23Quatrième principe : il faut se garder de raisonner en termes de sociologie des organisations ; un cabinet est une institution coutumière, floue, une structure désordonnée, anarchique, on a peine à saisir – même de l’intérieur – ce qui se passe réellement (et un directeur de cabinet a quelquefois intérêt à ne pas savoir tout ce qui se passe dans le cabinet qu’il « dirige »), la part du clandestin n’est pas négligeable46. On ne peut nullement se fier47 à ce que peut dire un directeur de ministère sur le cabinet qui le contrôlait ; ses propos sont en général biaisés, partiaux (c’est un plaidoyer pro domo), et c’est ce qu’il ne dit pas qui est le plus important : les pièges tendus au cabinet, les colères rentrées par force, les frustrations, les petites humiliations48, le refus par le cabinet de réformes ou de nominations de « protégés », le système d’espionnage du cabinet (il y a des rapporteurs, quelquefois installés au cabinet)49 ; or un directeur se garde bien de dire, aux archives orales, « ce qui se passe vraiment »...

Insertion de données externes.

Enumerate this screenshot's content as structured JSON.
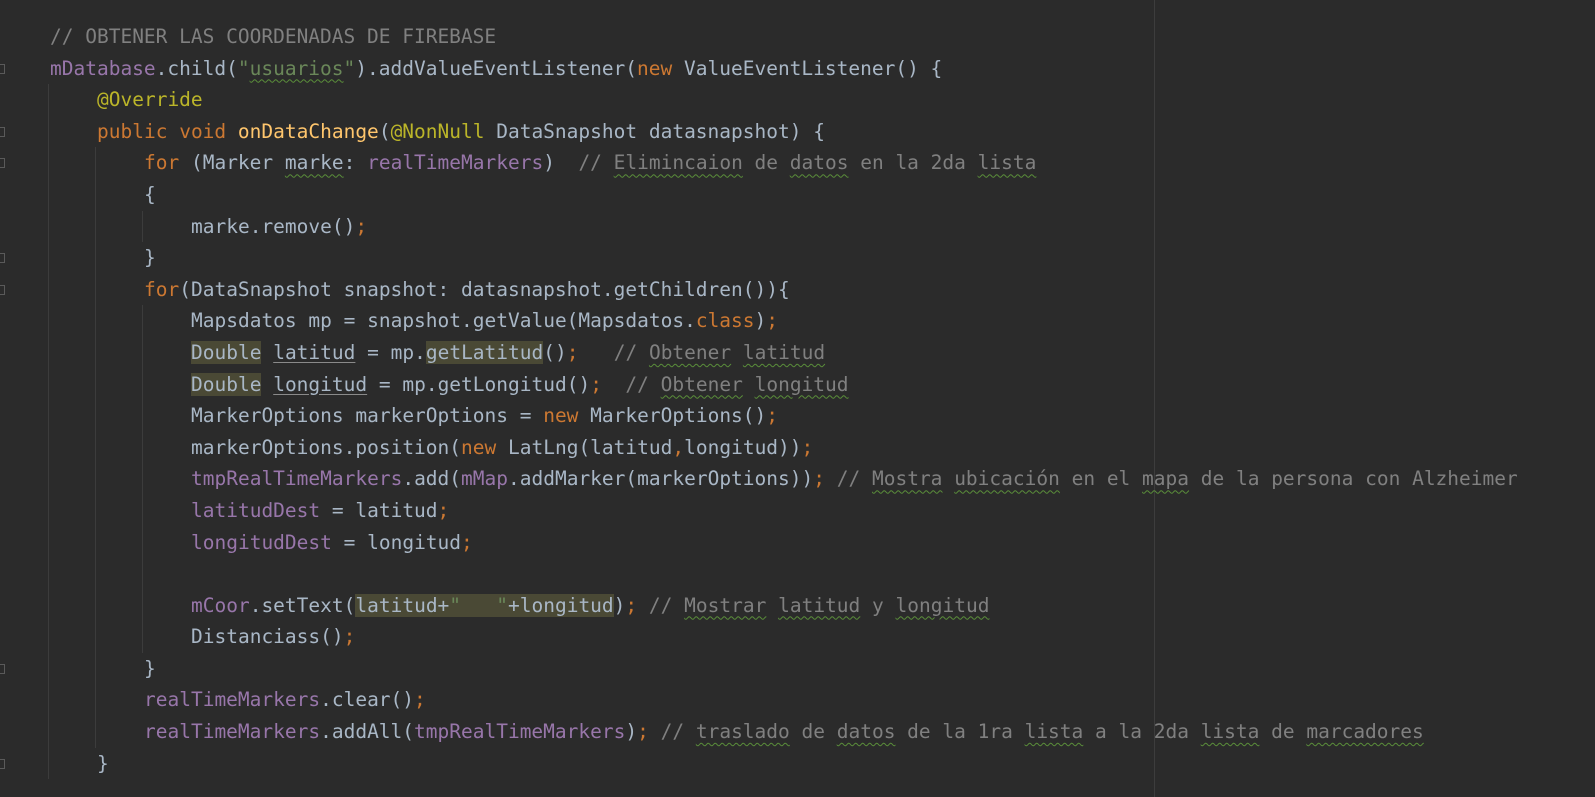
{
  "editor": {
    "language": "java",
    "colors": {
      "background": "#2b2b2b",
      "default": "#a9b7c6",
      "comment": "#808080",
      "keyword": "#cc7832",
      "string": "#6a8759",
      "annotation": "#bbb529",
      "field": "#9876aa",
      "method_declaration": "#ffc66d",
      "highlight": "#4a4935"
    },
    "lines": [
      {
        "indent": 0,
        "fold": false,
        "tokens": [
          {
            "text": "// ",
            "type": "cmt"
          },
          {
            "text": "OBTENER",
            "type": "cmt",
            "u": true
          },
          {
            "text": " LAS ",
            "type": "cmt"
          },
          {
            "text": "COORDENADAS",
            "type": "cmt",
            "u": true
          },
          {
            "text": " DE FIREBASE",
            "type": "cmt"
          }
        ]
      },
      {
        "indent": 0,
        "fold": true,
        "tokens": [
          {
            "text": "mDatabase",
            "type": "fld"
          },
          {
            "text": ".child(",
            "type": "def"
          },
          {
            "text": "\"",
            "type": "str"
          },
          {
            "text": "usuarios",
            "type": "str",
            "sp": true
          },
          {
            "text": "\"",
            "type": "str"
          },
          {
            "text": ").addValueEventListener(",
            "type": "def"
          },
          {
            "text": "new",
            "type": "kw"
          },
          {
            "text": " ValueEventListener() {",
            "type": "def"
          }
        ]
      },
      {
        "indent": 1,
        "fold": false,
        "tokens": [
          {
            "text": "@Override",
            "type": "ann"
          }
        ]
      },
      {
        "indent": 1,
        "fold": true,
        "tokens": [
          {
            "text": "public",
            "type": "kw"
          },
          {
            "text": " ",
            "type": "def"
          },
          {
            "text": "void",
            "type": "kw"
          },
          {
            "text": " ",
            "type": "def"
          },
          {
            "text": "onDataChange",
            "type": "mth"
          },
          {
            "text": "(",
            "type": "def"
          },
          {
            "text": "@NonNull",
            "type": "ann"
          },
          {
            "text": " DataSnapshot datasnapshot) {",
            "type": "def"
          }
        ]
      },
      {
        "indent": 2,
        "fold": true,
        "tokens": [
          {
            "text": "for",
            "type": "kw"
          },
          {
            "text": " (Marker ",
            "type": "def"
          },
          {
            "text": "marke",
            "type": "def",
            "sp": true
          },
          {
            "text": ": ",
            "type": "def"
          },
          {
            "text": "realTimeMarkers",
            "type": "fld"
          },
          {
            "text": ")  ",
            "type": "def"
          },
          {
            "text": "// ",
            "type": "cmt"
          },
          {
            "text": "Elimincaion",
            "type": "cmt",
            "sp": true
          },
          {
            "text": " de ",
            "type": "cmt"
          },
          {
            "text": "datos",
            "type": "cmt",
            "sp": true
          },
          {
            "text": " en la 2da ",
            "type": "cmt"
          },
          {
            "text": "lista",
            "type": "cmt",
            "sp": true
          }
        ]
      },
      {
        "indent": 2,
        "fold": false,
        "tokens": [
          {
            "text": "{",
            "type": "def"
          }
        ]
      },
      {
        "indent": 3,
        "fold": false,
        "tokens": [
          {
            "text": "marke.remove()",
            "type": "def"
          },
          {
            "text": ";",
            "type": "pun"
          }
        ]
      },
      {
        "indent": 2,
        "fold": true,
        "tokens": [
          {
            "text": "}",
            "type": "def"
          }
        ]
      },
      {
        "indent": 2,
        "fold": true,
        "tokens": [
          {
            "text": "for",
            "type": "kw"
          },
          {
            "text": "(DataSnapshot snapshot: datasnapshot.getChildren()){",
            "type": "def"
          }
        ]
      },
      {
        "indent": 3,
        "fold": false,
        "tokens": [
          {
            "text": "Mapsdatos mp = snapshot.getValue(Mapsdatos.",
            "type": "def"
          },
          {
            "text": "class",
            "type": "kw"
          },
          {
            "text": ")",
            "type": "def"
          },
          {
            "text": ";",
            "type": "pun"
          }
        ]
      },
      {
        "indent": 3,
        "fold": false,
        "tokens": [
          {
            "text": "Double",
            "type": "def",
            "hl": true
          },
          {
            "text": " ",
            "type": "def"
          },
          {
            "text": "latitud",
            "type": "def",
            "ul": true
          },
          {
            "text": " = mp.",
            "type": "def"
          },
          {
            "text": "getLatitud",
            "type": "def",
            "hl": true
          },
          {
            "text": "()",
            "type": "def"
          },
          {
            "text": ";",
            "type": "pun"
          },
          {
            "text": "   ",
            "type": "def"
          },
          {
            "text": "// ",
            "type": "cmt"
          },
          {
            "text": "Obtener",
            "type": "cmt",
            "sp": true
          },
          {
            "text": " ",
            "type": "cmt"
          },
          {
            "text": "latitud",
            "type": "cmt",
            "sp": true
          }
        ]
      },
      {
        "indent": 3,
        "fold": false,
        "tokens": [
          {
            "text": "Double",
            "type": "def",
            "hl": true
          },
          {
            "text": " ",
            "type": "def"
          },
          {
            "text": "longitud",
            "type": "def",
            "ul": true
          },
          {
            "text": " = mp.getLongitud()",
            "type": "def"
          },
          {
            "text": ";",
            "type": "pun"
          },
          {
            "text": "  ",
            "type": "def"
          },
          {
            "text": "// ",
            "type": "cmt"
          },
          {
            "text": "Obtener",
            "type": "cmt",
            "sp": true
          },
          {
            "text": " ",
            "type": "cmt"
          },
          {
            "text": "longitud",
            "type": "cmt",
            "sp": true
          }
        ]
      },
      {
        "indent": 3,
        "fold": false,
        "tokens": [
          {
            "text": "MarkerOptions markerOptions = ",
            "type": "def"
          },
          {
            "text": "new",
            "type": "kw"
          },
          {
            "text": " MarkerOptions()",
            "type": "def"
          },
          {
            "text": ";",
            "type": "pun"
          }
        ]
      },
      {
        "indent": 3,
        "fold": false,
        "tokens": [
          {
            "text": "markerOptions.position(",
            "type": "def"
          },
          {
            "text": "new",
            "type": "kw"
          },
          {
            "text": " LatLng(latitud",
            "type": "def"
          },
          {
            "text": ",",
            "type": "pun"
          },
          {
            "text": "longitud))",
            "type": "def"
          },
          {
            "text": ";",
            "type": "pun"
          }
        ]
      },
      {
        "indent": 3,
        "fold": false,
        "tokens": [
          {
            "text": "tmpRealTimeMarkers",
            "type": "fld"
          },
          {
            "text": ".add(",
            "type": "def"
          },
          {
            "text": "mMap",
            "type": "fld"
          },
          {
            "text": ".addMarker(markerOptions))",
            "type": "def"
          },
          {
            "text": ";",
            "type": "pun"
          },
          {
            "text": " ",
            "type": "def"
          },
          {
            "text": "// ",
            "type": "cmt"
          },
          {
            "text": "Mostra",
            "type": "cmt",
            "sp": true
          },
          {
            "text": " ",
            "type": "cmt"
          },
          {
            "text": "ubicación",
            "type": "cmt",
            "sp": true
          },
          {
            "text": " en el ",
            "type": "cmt"
          },
          {
            "text": "mapa",
            "type": "cmt",
            "sp": true
          },
          {
            "text": " de la persona con Alzheimer",
            "type": "cmt"
          }
        ]
      },
      {
        "indent": 3,
        "fold": false,
        "tokens": [
          {
            "text": "latitudDest",
            "type": "fld"
          },
          {
            "text": " = latitud",
            "type": "def"
          },
          {
            "text": ";",
            "type": "pun"
          }
        ]
      },
      {
        "indent": 3,
        "fold": false,
        "tokens": [
          {
            "text": "longitudDest",
            "type": "fld"
          },
          {
            "text": " = longitud",
            "type": "def"
          },
          {
            "text": ";",
            "type": "pun"
          }
        ]
      },
      {
        "indent": 3,
        "fold": false,
        "tokens": []
      },
      {
        "indent": 3,
        "fold": false,
        "tokens": [
          {
            "text": "mCoor",
            "type": "fld"
          },
          {
            "text": ".setText(",
            "type": "def"
          },
          {
            "text": "latitud+",
            "type": "def",
            "hl": true
          },
          {
            "text": "\"   \"",
            "type": "str",
            "hl": true
          },
          {
            "text": "+longitud",
            "type": "def",
            "hl": true
          },
          {
            "text": ")",
            "type": "def"
          },
          {
            "text": ";",
            "type": "pun"
          },
          {
            "text": " ",
            "type": "def"
          },
          {
            "text": "// ",
            "type": "cmt"
          },
          {
            "text": "Mostrar",
            "type": "cmt",
            "sp": true
          },
          {
            "text": " ",
            "type": "cmt"
          },
          {
            "text": "latitud",
            "type": "cmt",
            "sp": true
          },
          {
            "text": " y ",
            "type": "cmt"
          },
          {
            "text": "longitud",
            "type": "cmt",
            "sp": true
          }
        ]
      },
      {
        "indent": 3,
        "fold": false,
        "tokens": [
          {
            "text": "Distanciass()",
            "type": "def"
          },
          {
            "text": ";",
            "type": "pun"
          }
        ]
      },
      {
        "indent": 2,
        "fold": true,
        "tokens": [
          {
            "text": "}",
            "type": "def"
          }
        ]
      },
      {
        "indent": 2,
        "fold": false,
        "tokens": [
          {
            "text": "realTimeMarkers",
            "type": "fld"
          },
          {
            "text": ".clear()",
            "type": "def"
          },
          {
            "text": ";",
            "type": "pun"
          }
        ]
      },
      {
        "indent": 2,
        "fold": false,
        "tokens": [
          {
            "text": "realTimeMarkers",
            "type": "fld"
          },
          {
            "text": ".addAll(",
            "type": "def"
          },
          {
            "text": "tmpRealTimeMarkers",
            "type": "fld"
          },
          {
            "text": ")",
            "type": "def"
          },
          {
            "text": ";",
            "type": "pun"
          },
          {
            "text": " ",
            "type": "def"
          },
          {
            "text": "// ",
            "type": "cmt"
          },
          {
            "text": "traslado",
            "type": "cmt",
            "sp": true
          },
          {
            "text": " de ",
            "type": "cmt"
          },
          {
            "text": "datos",
            "type": "cmt",
            "sp": true
          },
          {
            "text": " de la 1ra ",
            "type": "cmt"
          },
          {
            "text": "lista",
            "type": "cmt",
            "sp": true
          },
          {
            "text": " a la 2da ",
            "type": "cmt"
          },
          {
            "text": "lista",
            "type": "cmt",
            "sp": true
          },
          {
            "text": " de ",
            "type": "cmt"
          },
          {
            "text": "marcadores",
            "type": "cmt",
            "sp": true
          }
        ]
      },
      {
        "indent": 1,
        "fold": true,
        "tokens": [
          {
            "text": "}",
            "type": "def"
          }
        ]
      }
    ]
  }
}
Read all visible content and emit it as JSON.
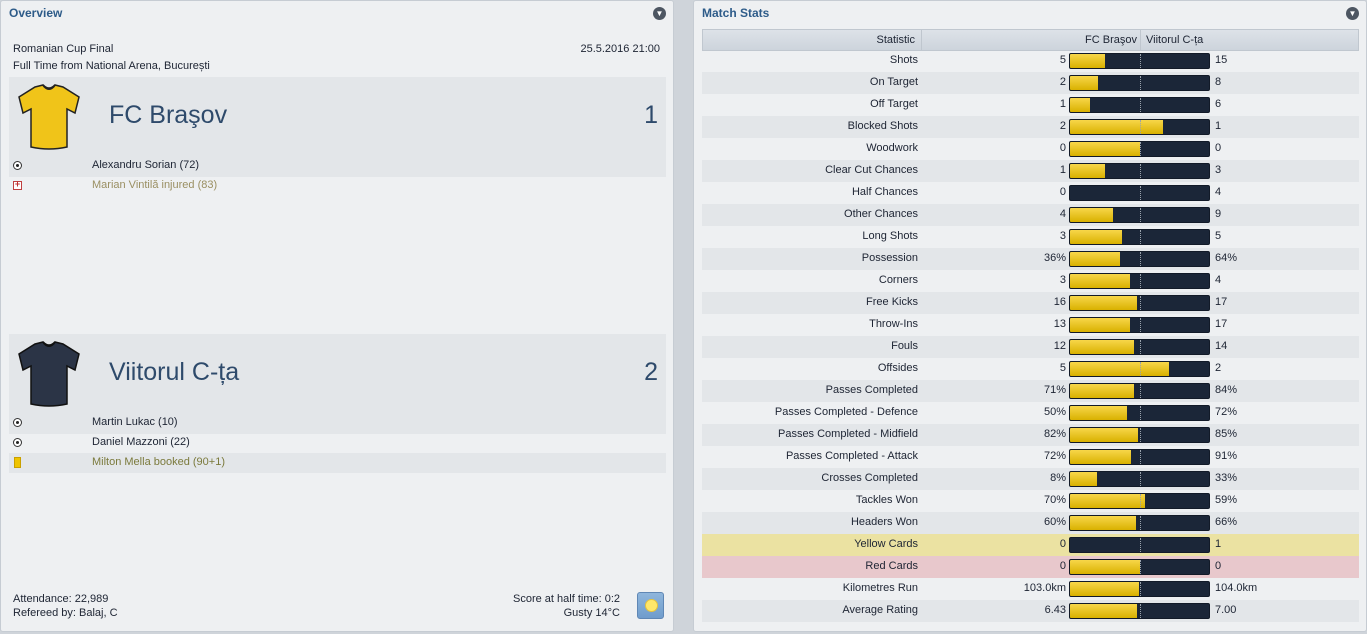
{
  "overview": {
    "title": "Overview",
    "competition": "Romanian Cup Final",
    "datetime": "25.5.2016 21:00",
    "status": "Full Time from National Arena, București",
    "home": {
      "name": "FC Braşov",
      "score": "1",
      "shirt_color": "#f0c419",
      "events": [
        {
          "type": "goal",
          "text": "Alexandru Sorian (72)"
        },
        {
          "type": "injury",
          "text": "Marian Vintilă injured (83)"
        }
      ]
    },
    "away": {
      "name": "Viitorul C-ța",
      "score": "2",
      "shirt_color": "#2b3446",
      "events": [
        {
          "type": "goal",
          "text": "Martin Lukac (10)"
        },
        {
          "type": "goal",
          "text": "Daniel Mazzoni (22)"
        },
        {
          "type": "booking",
          "text": "Milton Mella booked (90+1)"
        }
      ]
    },
    "attendance": "Attendance: 22,989",
    "referee": "Refereed by: Balaj, C",
    "half_time": "Score at half time: 0:2",
    "weather": "Gusty 14°C",
    "weather_icon": "sun-icon"
  },
  "stats": {
    "title": "Match Stats",
    "headers": {
      "statistic": "Statistic",
      "home": "FC Braşov",
      "away": "Viitorul C-ța"
    },
    "colors": {
      "home": "#f0c419",
      "away": "#1b2638"
    },
    "rows": [
      {
        "label": "Shots",
        "home": "5",
        "away": "15",
        "home_share": 0.25
      },
      {
        "label": "On Target",
        "home": "2",
        "away": "8",
        "home_share": 0.2
      },
      {
        "label": "Off Target",
        "home": "1",
        "away": "6",
        "home_share": 0.143
      },
      {
        "label": "Blocked Shots",
        "home": "2",
        "away": "1",
        "home_share": 0.667
      },
      {
        "label": "Woodwork",
        "home": "0",
        "away": "0",
        "home_share": 0.5
      },
      {
        "label": "Clear Cut Chances",
        "home": "1",
        "away": "3",
        "home_share": 0.25
      },
      {
        "label": "Half Chances",
        "home": "0",
        "away": "4",
        "home_share": 0
      },
      {
        "label": "Other Chances",
        "home": "4",
        "away": "9",
        "home_share": 0.308
      },
      {
        "label": "Long Shots",
        "home": "3",
        "away": "5",
        "home_share": 0.375
      },
      {
        "label": "Possession",
        "home": "36%",
        "away": "64%",
        "home_share": 0.36
      },
      {
        "label": "Corners",
        "home": "3",
        "away": "4",
        "home_share": 0.429
      },
      {
        "label": "Free Kicks",
        "home": "16",
        "away": "17",
        "home_share": 0.485
      },
      {
        "label": "Throw-Ins",
        "home": "13",
        "away": "17",
        "home_share": 0.433
      },
      {
        "label": "Fouls",
        "home": "12",
        "away": "14",
        "home_share": 0.462
      },
      {
        "label": "Offsides",
        "home": "5",
        "away": "2",
        "home_share": 0.714
      },
      {
        "label": "Passes Completed",
        "home": "71%",
        "away": "84%",
        "home_share": 0.458
      },
      {
        "label": "Passes Completed - Defence",
        "home": "50%",
        "away": "72%",
        "home_share": 0.41
      },
      {
        "label": "Passes Completed - Midfield",
        "home": "82%",
        "away": "85%",
        "home_share": 0.491
      },
      {
        "label": "Passes Completed - Attack",
        "home": "72%",
        "away": "91%",
        "home_share": 0.442
      },
      {
        "label": "Crosses Completed",
        "home": "8%",
        "away": "33%",
        "home_share": 0.195
      },
      {
        "label": "Tackles Won",
        "home": "70%",
        "away": "59%",
        "home_share": 0.543
      },
      {
        "label": "Headers Won",
        "home": "60%",
        "away": "66%",
        "home_share": 0.476
      },
      {
        "label": "Yellow Cards",
        "home": "0",
        "away": "1",
        "home_share": 0,
        "highlight": "yellow"
      },
      {
        "label": "Red Cards",
        "home": "0",
        "away": "0",
        "home_share": 0.5,
        "highlight": "red"
      },
      {
        "label": "Kilometres Run",
        "home": "103.0km",
        "away": "104.0km",
        "home_share": 0.498
      },
      {
        "label": "Average Rating",
        "home": "6.43",
        "away": "7.00",
        "home_share": 0.479
      }
    ]
  }
}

24Cinquième principe : les archives orales des membres du cabinet sont souvent suspectes ; celui qui dit, reconstitue, gomme ce qui est important, oublie (de bonne ou de mauvaise foi), n’a plus qu’une idée vague des conflits, des moments d’anxiété, des craintes pour sa propre carrière, des gaffes qu’il a commises, des sottises rattrapées de justesse, des erreurs de tir... Même s’il a retrouvé ses « chronos », il ne voit plus « ce qui est en noir », et le « chrono » ne donne pas l’attrapade du ministre, le coup de téléphone impératif de Matignon, les ordres reçus, le dossier « égaré » ou perdu de vue ; seul le journal (s’il est rédigé le soir même) peut dire vraiment ce qui s’est passé – et encore, car on oublie facilement qu’une « réunion de cabinet », c’est aussi des tensions, des coups de griffe, des apartés, des complicités, des insinuations, des querelles de clans, des jeux de regards, du non-dit sur « ce qui est important »50. L’historien n’a que des outils grossiers pour saisir ces réalités psychologiques ; même le croisement des témoignages oraux ne permet guère de reconstituer le climat réel d’un cabinet ; il faut que l’historien marque bien qu’il ne sait qu’une infime partie des choses, et que pour une grande part, ce qui est important dans la vie d’un cabinet est tombé irrémédiablement dans l’oubli.
25Sixième principe : un historien doit avoir une singulière acuité de regard pour analyser l’activité d’un cabinet ; c’est une histoire qui exige beaucoup de l’historien, il doit savoir nuancer, éviter les affirmations dangereuses, montrer qu’il n’est pas la dupe de ses « documents », jouer sur l’incertain, le possible, le probable, le vraisemblable, éviter d’instruire le procès uniquement à charge (un cabinet un peu actif est critiqué par tout le monde) ; il lui faut beaucoup de scepticisme, de connaissance de la vie (comment aborder sérieusement les rémunérations « occultes » des membres du cabinet ?51 comment retracer les conflits autour de la « communication » du ministre52 ou évoquer l’influence des « officieux », des « amis » du « ministre » qui peuvent « forcer sa porte » ?)53, et peut-être aussi une certaine expérience de la vie politique (le « jeu politique » impose certaines contraintes au ministre : il lui est interdit de toucher à telle fédération professionnelle, à tel abus coutumier, Matignon « se fâcherait »...)54 ; un historien peut soupçonner beaucoup, il doit laisser entendre, insinuer, mais ne pas prendre parti.
VI. Règles de bon usage
26C’est une histoire singulière qui laisse désarmé l’historien ; on n’ose pas l’entreprendre, les obstacles sont trop nombreux (faut-il rappeler qu’aucun audit ou contrôle n’est jamais fait sur un cabinet ?), on ne possède pas les clefs de cette histoire, on ignore les règles, les signes, les correspondances qui régissent la vie d’un cabinet : peut-on cependant donner quelques conseils à ras de terre ?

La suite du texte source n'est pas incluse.